First out is the spiced broccoli with yam, macadamia and coconut ($14.50). What a surprising little dish. A large floret of broccoli which has been charred on the grill I'm guessing becomes the focal point of a sweet coconut curry. Slivers of macadamia add texture, off-setting the softness of the yam. Yam is not something I remember eating, it's kind of like, in my novice mind, a mix between sweet potato and those little finger eggplants, yielding but with a certain bite. There's not a great amount of sauce, which is good here. The broccoli is not drowned, its fresh flavour the star.
The banana leaf cold-smoked prawns with coconut slaw and finger lime ($22.50) are served wrapped in the banana leaves, prise them open to reveal four large prawns and refreshing slaw. The prawns are served with their heads on - my lovely daughter, my companion this evening, instructs me to decapitate them. A mother's job is never done. The cold smoking is subtle, but the prawns are, not tough, but dense, not unpleasant but not juicy as prawns can be.

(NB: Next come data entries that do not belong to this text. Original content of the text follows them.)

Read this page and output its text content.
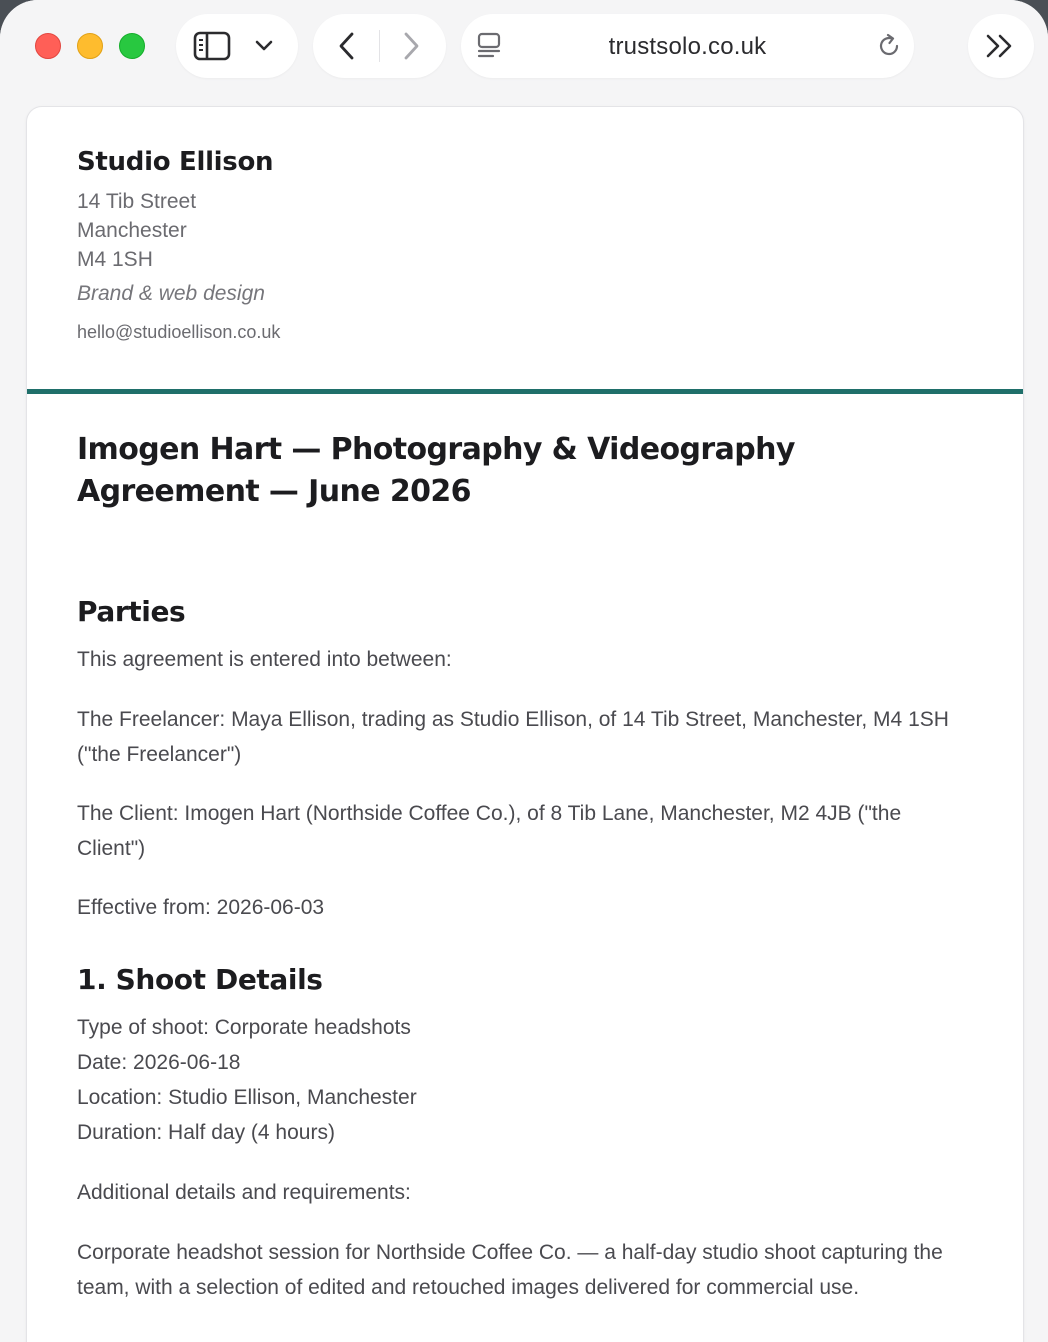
trustsolo.co.uk
Studio Ellison
14 Tib Street
Manchester
M4 1SH
Brand & web design
hello@studioellison.co.uk
Imogen Hart — Photography & Videography Agreement — June 2026
Parties

This agreement is entered into between:

The Freelancer: Maya Ellison, trading as Studio Ellison, of 14 Tib Street, Manchester, M4 1SH ("the Freelancer")

The Client: Imogen Hart (Northside Coffee Co.), of 8 Tib Lane, Manchester, M2 4JB ("the Client")

Effective from: 2026-06-03

1. Shoot Details

Type of shoot: Corporate headshots

Date: 2026-06-18

Location: Studio Ellison, Manchester

Duration: Half day (4 hours)

Additional details and requirements:

Corporate headshot session for Northside Coffee Co. — a half-day studio shoot capturing the team, with a selection of edited and retouched images delivered for commercial use.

It's hard to avoid fried chicken on a menu so we pick the Bangkok fried chicken ($16.50). Rather than being served as large chunks, it's finely sliced, like thin pork belly if you like, the crispy chunky edges a highlight rather than the main show. The chicken is tender and deliciously juicy without being greasy. There's a nice tang from a squeeze of lemon which has been caramelised on the grill. It's served with a couple of sauces. One is a chilli sauce with way too much of a kick, the other seems like a soy-based one, our waitress tells us it's a sweet sour sauce which doesn't clear anything up. Neither sauces were really necessary, the chicken was delightful on its own.
And of course we order the hand cut chips ($12), golden brown and well cooked, sprinkled with an Australian native togarashi. I was introduced to this Japanese spice mix by some Japanese friends and have a little jar of it in the pantry now. It adds a kick and some spice to almost anything. This one incorporates Australian flavours, as does much of the menu which is great. Lemon myrtle, Davidson plum, Dorrigo pepper, salt bush all make an appearance in different dishes, and more.
Like the desserts. First a sweet yuzu and fingerlime tart with Meredith marscapone ($12.50), it's a little like a lemon meringue pie with a scattering of crimson red fingerlimes across the top. It's refreshing and tart, the pastry is golden and crisp.
The chocolate and gubinge semifreddo with orange, white chocolate mousse and wattle seed meringue ($13.50) is the perfect ending. The semifreddo is dense, orangey like a decadent Jaffa, topped with a quenelle of rich white chocolate mousse that isn't cloying and a crispy shard of meringue for texture.
While we didn't even look at the large plates menu, think half a charcoal lemon myrtle chicken with Kurrajong braised green leaves, or a 800g short horn ribeye obviously meant for sharing.
We'll save those for another night because the setting was so lovely we might just have to cross the lake one more time.
Address: Corner of Kennedy and Giles Sts, Kingston
Hours: Sunday to Thursday, noon to 11pm; Friday to Saturday, noon to midnight.
Owners: Nick Driver, Ben Johnston and Kalina Koloff
Chef: Matt Standen
Vegetarian: Good options
Noise: No problem
Update: Queenies at Kingston has been forced to temporarily close from November 23 until December 1 to undergo some emergency roof repairs. Be patient, it's worth the wait!